Suara-suara itu tiba-tiba menghilang seiring bunyi kaki yang deras menerabas. Disusul suara detak sol sepatu. Seorang lelaki membuka jeruji besi. Dia tak bersuara. Meletakkan begitu saja nampan besi dengan piring seng berisi nasi dan lauk di atas lantai. Juga secangkir air putih. Ketika keluar ruangan dan menutup jeruji besi tanpa menoleh, kupanggil dia, "Pak, sebentar. Aku ingin bertanya."
"Bertanya apa?" Sinis tatapnya. Seolah aku binatang paling sial di dunia.

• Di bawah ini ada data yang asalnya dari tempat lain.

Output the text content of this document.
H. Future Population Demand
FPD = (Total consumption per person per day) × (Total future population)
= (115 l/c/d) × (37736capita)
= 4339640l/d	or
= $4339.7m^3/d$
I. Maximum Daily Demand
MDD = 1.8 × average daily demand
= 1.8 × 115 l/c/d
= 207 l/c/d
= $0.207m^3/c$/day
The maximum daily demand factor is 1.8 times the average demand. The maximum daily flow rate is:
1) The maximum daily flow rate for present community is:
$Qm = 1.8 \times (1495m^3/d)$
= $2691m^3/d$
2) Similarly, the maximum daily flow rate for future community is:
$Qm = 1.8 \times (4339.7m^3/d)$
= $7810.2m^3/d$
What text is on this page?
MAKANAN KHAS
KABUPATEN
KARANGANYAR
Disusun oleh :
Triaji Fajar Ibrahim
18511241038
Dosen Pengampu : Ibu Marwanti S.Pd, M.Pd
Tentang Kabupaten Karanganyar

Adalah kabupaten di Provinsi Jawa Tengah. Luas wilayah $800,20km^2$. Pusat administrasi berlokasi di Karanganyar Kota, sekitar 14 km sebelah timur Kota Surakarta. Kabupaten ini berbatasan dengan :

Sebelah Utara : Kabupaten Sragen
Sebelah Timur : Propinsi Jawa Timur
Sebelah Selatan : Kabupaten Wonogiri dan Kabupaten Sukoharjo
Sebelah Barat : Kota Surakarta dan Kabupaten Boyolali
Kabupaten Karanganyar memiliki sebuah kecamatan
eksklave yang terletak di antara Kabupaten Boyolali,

"Apakah ada orang, maksudku dua orang di ruang sebelah?" Kurengkuh batang jeruji besi.
"Kau sudah gila! Tak ada ruangan di sini selain ruanganmu."
"Tapi aku seperti mendengar suara-suara di balik dinding."

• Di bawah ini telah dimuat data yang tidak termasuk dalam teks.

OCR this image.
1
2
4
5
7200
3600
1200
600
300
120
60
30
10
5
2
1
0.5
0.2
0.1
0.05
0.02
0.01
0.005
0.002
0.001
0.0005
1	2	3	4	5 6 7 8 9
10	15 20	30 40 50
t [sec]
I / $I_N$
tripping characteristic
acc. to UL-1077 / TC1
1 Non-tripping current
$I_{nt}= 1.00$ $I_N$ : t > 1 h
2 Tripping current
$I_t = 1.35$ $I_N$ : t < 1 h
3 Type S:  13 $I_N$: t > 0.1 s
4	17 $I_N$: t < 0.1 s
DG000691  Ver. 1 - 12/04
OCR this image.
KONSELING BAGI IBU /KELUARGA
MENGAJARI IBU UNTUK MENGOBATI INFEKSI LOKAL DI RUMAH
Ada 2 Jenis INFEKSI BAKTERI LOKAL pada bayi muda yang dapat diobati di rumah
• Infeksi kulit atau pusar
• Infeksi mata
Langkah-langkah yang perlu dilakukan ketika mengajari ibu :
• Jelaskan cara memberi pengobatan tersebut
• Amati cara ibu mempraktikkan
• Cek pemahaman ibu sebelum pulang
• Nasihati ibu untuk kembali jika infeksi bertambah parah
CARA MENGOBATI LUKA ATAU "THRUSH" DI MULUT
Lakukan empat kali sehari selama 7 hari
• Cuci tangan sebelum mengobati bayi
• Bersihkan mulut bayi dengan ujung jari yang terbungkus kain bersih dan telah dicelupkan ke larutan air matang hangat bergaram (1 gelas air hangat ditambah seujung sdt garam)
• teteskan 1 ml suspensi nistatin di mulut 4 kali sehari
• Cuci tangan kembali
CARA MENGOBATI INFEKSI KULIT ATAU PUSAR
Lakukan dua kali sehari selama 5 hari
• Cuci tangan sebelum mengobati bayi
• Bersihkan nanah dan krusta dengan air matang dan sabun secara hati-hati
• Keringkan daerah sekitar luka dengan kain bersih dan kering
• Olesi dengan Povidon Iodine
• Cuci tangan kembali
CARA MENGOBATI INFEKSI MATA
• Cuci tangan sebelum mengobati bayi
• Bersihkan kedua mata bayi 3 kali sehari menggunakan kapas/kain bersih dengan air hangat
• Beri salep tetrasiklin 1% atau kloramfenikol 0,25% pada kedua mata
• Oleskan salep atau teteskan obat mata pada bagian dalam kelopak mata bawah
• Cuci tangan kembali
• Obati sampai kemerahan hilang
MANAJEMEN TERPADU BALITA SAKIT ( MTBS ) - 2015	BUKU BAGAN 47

"Seperti mendengar suara-suara di balik dinding? Itu baru seperti! Bukan benar-benar mendengar suara itu. Kau hanya berhalusinasi!"
"Pak!"
Dia bergegas melalui koridor. Entah berapa kali dia mendengus.

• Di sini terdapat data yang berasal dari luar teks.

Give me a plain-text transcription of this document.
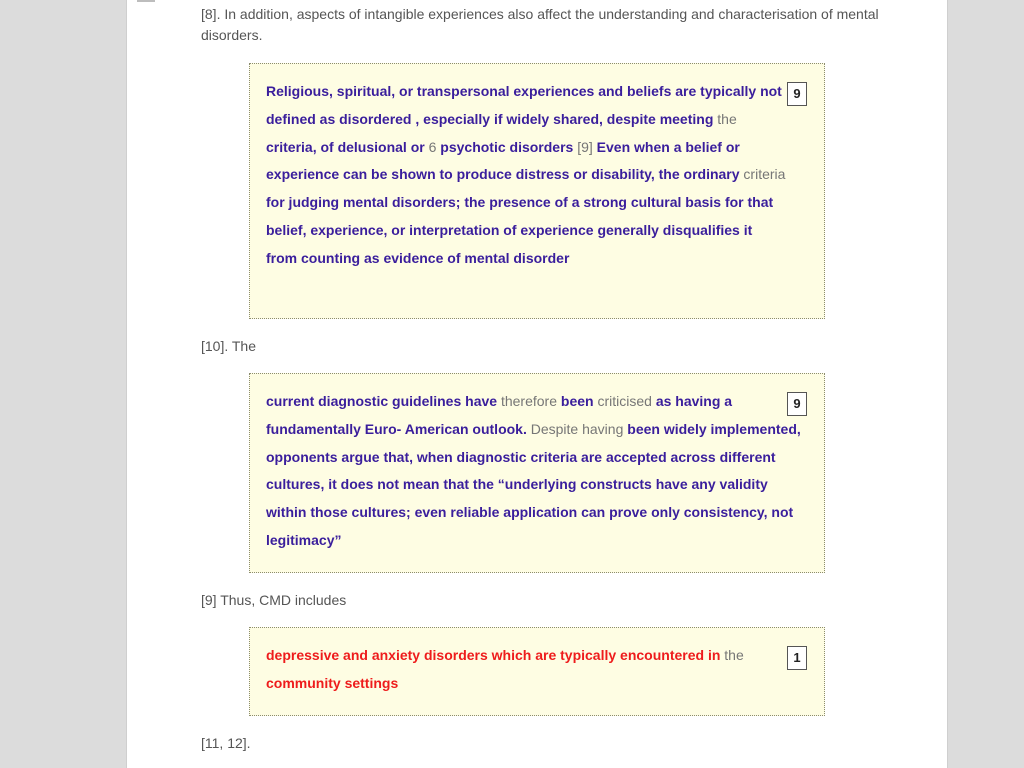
[8]. In addition, aspects of intangible experiences also affect the understanding and characterisation of mental disorders.
Religious, spiritual, or transpersonal experiences and beliefs are typically not defined as disordered , especially if widely shared, despite meeting the criteria, of delusional or 6 psychotic disorders [9] Even when a belief or experience can be shown to produce distress or disability, the ordinary criteria for judging mental disorders; the presence of a strong cultural basis for that belief, experience, or interpretation of experience generally disqualifies it from counting as evidence of mental disorder
9
[10]. The
current diagnostic guidelines have therefore been criticised as having a fundamentally Euro- American outlook. Despite having been widely implemented, opponents argue that, when diagnostic criteria are accepted across different cultures, it does not mean that the “underlying constructs have any validity within those cultures; even reliable application can prove only consistency, not legitimacy”
9
[9] Thus, CMD includes
depressive and anxiety disorders which are typically encountered in the community settings
1
[11, 12].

Aku teringat cerita Mas Iruf lima bulan lalu. Sebelum Ronggur, rekan kerja kami, meninggal dunia, dia sempat bercerita kepada Mas Iruf perihal suara-suara tanpa wujud. Akankah aku mengalami kejadian yang sama, mendengar suara-suara sebelum ajal memenggal leherku? Adakah suara-suara itu suara kematian?
Aku menggigil. Nampan di lantai kugeser perlahan.
Penyesalan kemudian melingkar kepala. Penyesalan yang selalu datang terlambat. Mendiang Bapak suatu kali mengingatkan, agar aku bekerja dengan tulus-ikhlas. Bekerja dengan jujur, meskipun seibarat ikan yang hidup di laut. Boleh saja air laut berasa sangat asin, tapi daging ikan tetap harus tawar. Kau tahu arah pembicaraan mendiang Bapak, kan?